Here's a video from August by Randall. Some interesting developments on potential Younger Dryas boundary impact sites.
I'll quickly review some of the YDIH (Younger Dryas Impact Hypothesis) background that might help understand the potential importance of this latest vid.
- In both the YDIH/Comet Research Group as well as Mainstream Institutional Science, there is agreement that at the the time of the Younger Dryas onset (ca 12.800 years ago) the vast Laurentide Ice Sheet that covered almost all of Canada and much of the northern U.S. had already started melting.
- At the lowest elevation (roughly the Manitoba/Minnesota/North Dakota border) as the ice sheet melted, a huge lake as well as smaller proglacial lakes began to form at the terminus of the glacial lobe.
- The largest proglacial lake (Agassiz) covered most of Manitoba, Northern Minnesota and NW Ontario. At its maximum size it may have reached
177,000 sq. miles (roughly the size of the Black Sea) and 700 ft. deep.
- During at least three different occasions (one or all during the 1200 years of the Younger Dryas cold onset),
catastrophic outflows of enormous amounts of cold, fresh water very rapidly escaped Lake Agassiz and entered the ocean.
- The so far discovered outlets are through the Mississippi into the Gulf of Mexico, through the glacial terminus at the Great Lakes into the Atlantic and through the Mackenzie River into the Arctic Ocean.
- One or all of these catastrophic outflows are likely connected with
The Global Flood Myth Event as well as contributing to rapid cooling, glacial rebound and the rapid rise of sea levels. Conceivably they play a role in the destruction of Atlantean civilization.
- What's still debated, is the
cause,
sequence and
extent of catastrophic outflows from Agassiz.
- Various mainstream theories usually suspect an ice dam failure that leads to the outflows - although I don't think there's complete agreement on the exact cause mechanism of the proposed failure(s).
- Breaking from Mainstream - The Comet Research Group, Antonio Zamora, Randall as well as others have demonstrated strong evidence that a
large comet fragment field impacted the Laurentide Ice Sheet exploding ice fragments and ejecting them over hundreds of miles to create impact craters from Nebraska to the Carolina Bays. Many suspect the remnants of the impact site are located in Saginaw Bay in Lake Michigan. The direction of the impacts seems to come from the north or northwest.
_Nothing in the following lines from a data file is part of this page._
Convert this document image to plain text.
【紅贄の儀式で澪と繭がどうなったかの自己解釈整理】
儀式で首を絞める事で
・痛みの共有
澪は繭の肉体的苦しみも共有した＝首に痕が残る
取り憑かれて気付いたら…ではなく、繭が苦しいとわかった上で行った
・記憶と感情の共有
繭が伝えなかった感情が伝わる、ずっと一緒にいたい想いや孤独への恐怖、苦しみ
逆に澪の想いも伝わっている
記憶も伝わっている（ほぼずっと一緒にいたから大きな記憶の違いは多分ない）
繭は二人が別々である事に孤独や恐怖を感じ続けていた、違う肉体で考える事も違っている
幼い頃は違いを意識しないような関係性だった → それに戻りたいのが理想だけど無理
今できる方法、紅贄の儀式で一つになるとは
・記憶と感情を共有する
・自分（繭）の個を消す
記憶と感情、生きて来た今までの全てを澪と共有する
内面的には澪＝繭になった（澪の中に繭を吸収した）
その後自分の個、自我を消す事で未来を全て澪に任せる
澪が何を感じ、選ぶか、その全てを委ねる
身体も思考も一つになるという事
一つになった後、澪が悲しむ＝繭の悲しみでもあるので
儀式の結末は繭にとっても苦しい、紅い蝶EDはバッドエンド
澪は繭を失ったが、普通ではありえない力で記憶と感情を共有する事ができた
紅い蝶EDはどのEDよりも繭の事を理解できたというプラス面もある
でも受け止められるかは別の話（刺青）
- One of the issues of the past was connecting the Great Lakes impact site to the vast hydrological out flows from Agassiz. The locations are too far apart and there is a vast amount of glacier between the two sites.
In This Video:
- Randall sites a paper that focuses on one of the smaller proglacial lakes the SW of Lake Agassiz known as Glacial Lake Hind. The paper reveals similar ET impact markers at the time of Younger Dryas such as nano diamonds, micro spherules, and iridium.
- Glacial Lake Hind sits in kind of an odd place being wedged between multiple barriers that prevented it from flowing into Agassiz. The Tiger Hills, Turtle Mountain, Riding Mountain and the elevated alluvial Assiniboine beach head from Agassiz.
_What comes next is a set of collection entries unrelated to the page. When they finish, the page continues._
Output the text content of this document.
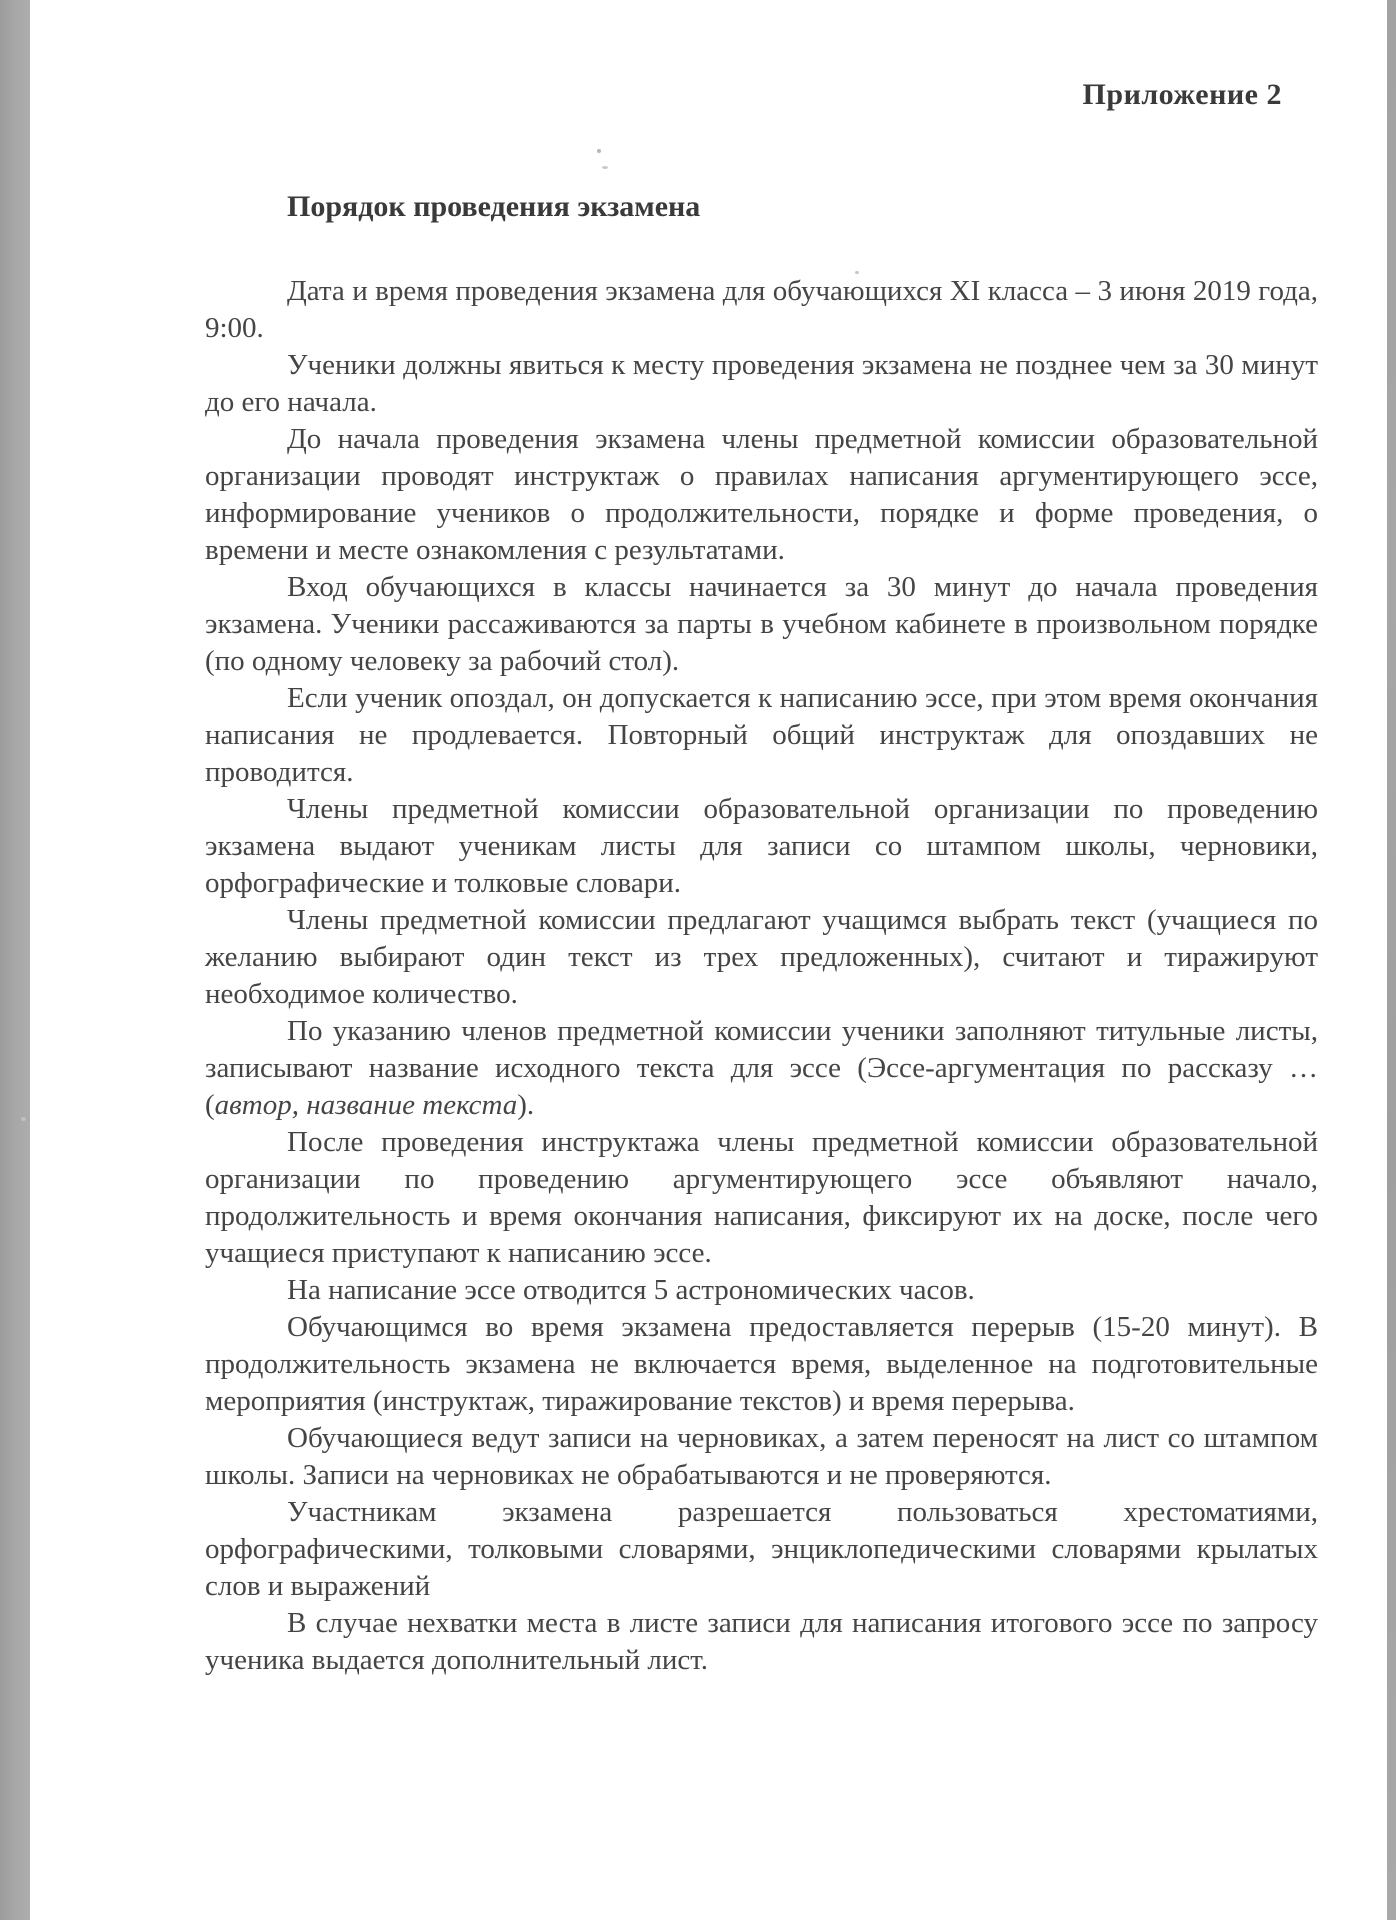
Приложение 2
Порядок проведения экзамена

Дата и время проведения экзамена для обучающихся XI класса – 3 июня 2019 года, 9:00.

Ученики должны явиться к месту проведения экзамена не позднее чем за 30 минут до его начала.

До начала проведения экзамена члены предметной комиссии образовательной организации проводят инструктаж о правилах написания аргументирующего эссе, информирование учеников о продолжительности, порядке и форме проведения, о времени и месте ознакомления с результатами.

Вход обучающихся в классы начинается за 30 минут до начала проведения экзамена. Ученики рассаживаются за парты в учебном кабинете в произвольном порядке (по одному человеку за рабочий стол).

Если ученик опоздал, он допускается к написанию эссе, при этом время окончания написания не продлевается. Повторный общий инструктаж для опоздавших не проводится.

Члены предметной комиссии образовательной организации по проведению экзамена выдают ученикам листы для записи со штампом школы, черновики, орфографические и толковые словари.

Члены предметной комиссии предлагают учащимся выбрать текст (учащиеся по желанию выбирают один текст из трех предложенных), считают и тиражируют необходимое количество.

По указанию членов предметной комиссии ученики заполняют титульные листы, записывают название исходного текста для эссе (Эссе-аргументация по рассказу … (автор, название текста).

После проведения инструктажа члены предметной комиссии образовательной организации по проведению аргументирующего эссе объявляют начало, продолжительность и время окончания написания, фиксируют их на доске, после чего учащиеся приступают к написанию эссе.

На написание эссе отводится 5 астрономических часов.

Обучающимся во время экзамена предоставляется перерыв (15-20 минут). В продолжительность экзамена не включается время, выделенное на подготовительные мероприятия (инструктаж, тиражирование текстов) и время перерыва.

Обучающиеся ведут записи на черновиках, а затем переносят на лист со штампом школы. Записи на черновиках не обрабатываются и не проверяются.

Участникам экзамена разрешается пользоваться хрестоматиями, орфографическими, толковыми словарями, энциклопедическими словарями крылатых слов и выражений

В случае нехватки места в листе записи для написания итогового эссе по запросу ученика выдается дополнительный лист.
- Randall proposes that an
ET impact may have hit somewhere near Oak Lake and created a massive hydrological pulse that essential propelled an enormous amount of water from Hind carving the Pembina spillway and overwhelming the Assiniboine delta beach head and flooding Lake Agassiz from two different directions. This in turn could have triggered the massive outflow from Agassiz through the Great Lakes into the Atlantic.
- Below is a Google image of Oak Lake and it definitely looks to me like a possible impact site with the object arriving from the Northwest. Notice too all the tiny pothole lakes that surround it. He also mentions that Oak Lake is the last remnant of Hind (so formerly the deepest part of the glacial lake). Notice the SE lip of the lake looks very similar to a Carolina bay directional uplift.
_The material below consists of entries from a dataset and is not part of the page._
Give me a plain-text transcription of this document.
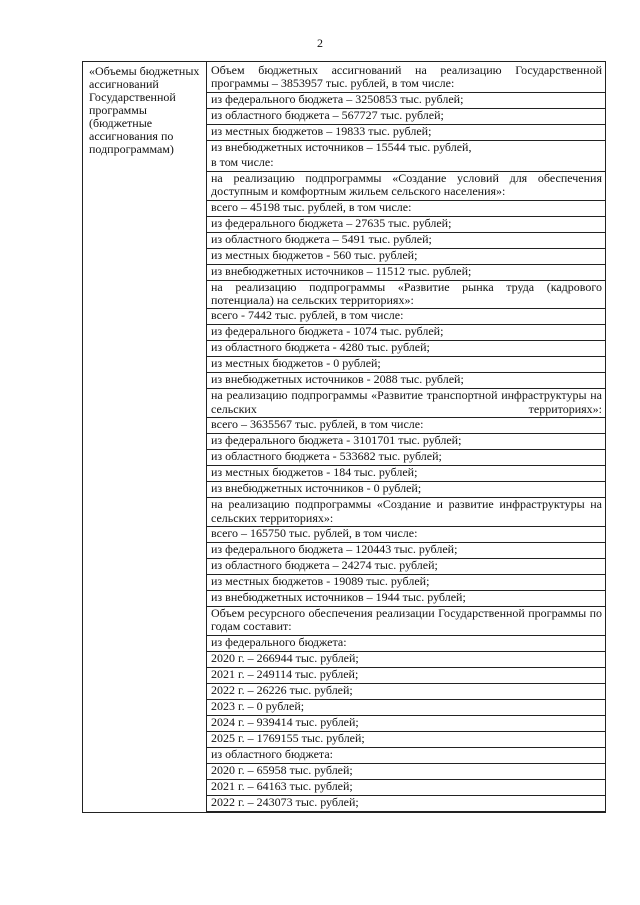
2
«Объемы бюджетных ассигнований Государственной программы (бюджетные ассигнования по подпрограммам)
Объем бюджетных ассигнований на реализацию Государственной программы – 3853957 тыс. рублей, в том числе:
из федерального бюджета – 3250853 тыс. рублей;
из областного бюджета – 567727 тыс. рублей;
из местных бюджетов – 19833 тыс. рублей;
из внебюджетных источников – 15544 тыс. рублей,
в том числе:
на реализацию подпрограммы «Создание условий для обеспечения доступным и комфортным жильем сельского населения»:
всего – 45198 тыс. рублей, в том числе:
из федерального бюджета – 27635 тыс. рублей;
из областного бюджета – 5491 тыс. рублей;
из местных бюджетов - 560 тыс. рублей;
из внебюджетных источников – 11512 тыс. рублей;
на реализацию подпрограммы «Развитие рынка труда (кадрового потенциала) на сельских территориях»:
всего - 7442 тыс. рублей, в том числе:
из федерального бюджета - 1074 тыс. рублей;
из областного бюджета - 4280 тыс. рублей;
из местных бюджетов - 0 рублей;
из внебюджетных источников - 2088 тыс. рублей;
на реализацию подпрограммы «Развитие транспортной инфраструктуры на сельских территориях»:
всего – 3635567 тыс. рублей, в том числе:
из федерального бюджета - 3101701 тыс. рублей;
из областного бюджета - 533682 тыс. рублей;
из местных бюджетов - 184 тыс. рублей;
из внебюджетных источников - 0 рублей;
на реализацию подпрограммы «Создание и развитие инфраструктуры на сельских территориях»:
всего – 165750 тыс. рублей, в том числе:
из федерального бюджета – 120443 тыс. рублей;
из областного бюджета – 24274 тыс. рублей;
из местных бюджетов - 19089 тыс. рублей;
из внебюджетных источников – 1944 тыс. рублей;
Объем ресурсного обеспечения реализации Государственной программы по годам составит:
из федерального бюджета:
2020 г. – 266944 тыс. рублей;
2021 г. – 249114 тыс. рублей;
2022 г. – 26226 тыс. рублей;
2023 г. – 0 рублей;
2024 г. – 939414 тыс. рублей;
2025 г. – 1769155 тыс. рублей;
из областного бюджета:
2020 г. – 65958 тыс. рублей;
2021 г. – 64163 тыс. рублей;
2022 г. – 243073 тыс. рублей;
- Randall also mentions that an impact event this big could potentially trigger seismic waves that would contribute to even more upheaval and destabilized flooding.
- One thing he only briefly mentions is the Pembina Spillway which begins right at where Lake Hind's shore would have ended before the theorized impact. In the image below you can see the "cut" left in the prairie from the spillway. The shallow remnant lakes snake along the former path.
- On the map below, I included pinned locations of some of the pre-1300 mounds and archaeological sites along the spillway. I have no idea if there is a relation except for maybe the connection the C's mentioned regarding the unstable EM energies following the New Madrid earthquake being conducive to window fallers and "curtain/veil" ruptures. This area does have a number of tornadoes every year. So possibly these catastrophic events leave some sort of residual unstable energies long afterwards?
- Oak Lake itself also has a major archaeological site called Cherry Point that dates back to at least 500 BC.
Overall there seems to be growing evidence that points to the YDIH being multiple events on and round the Laurentide Ice Sheet. As more and more is revealed the event grows in catastrophic proportions.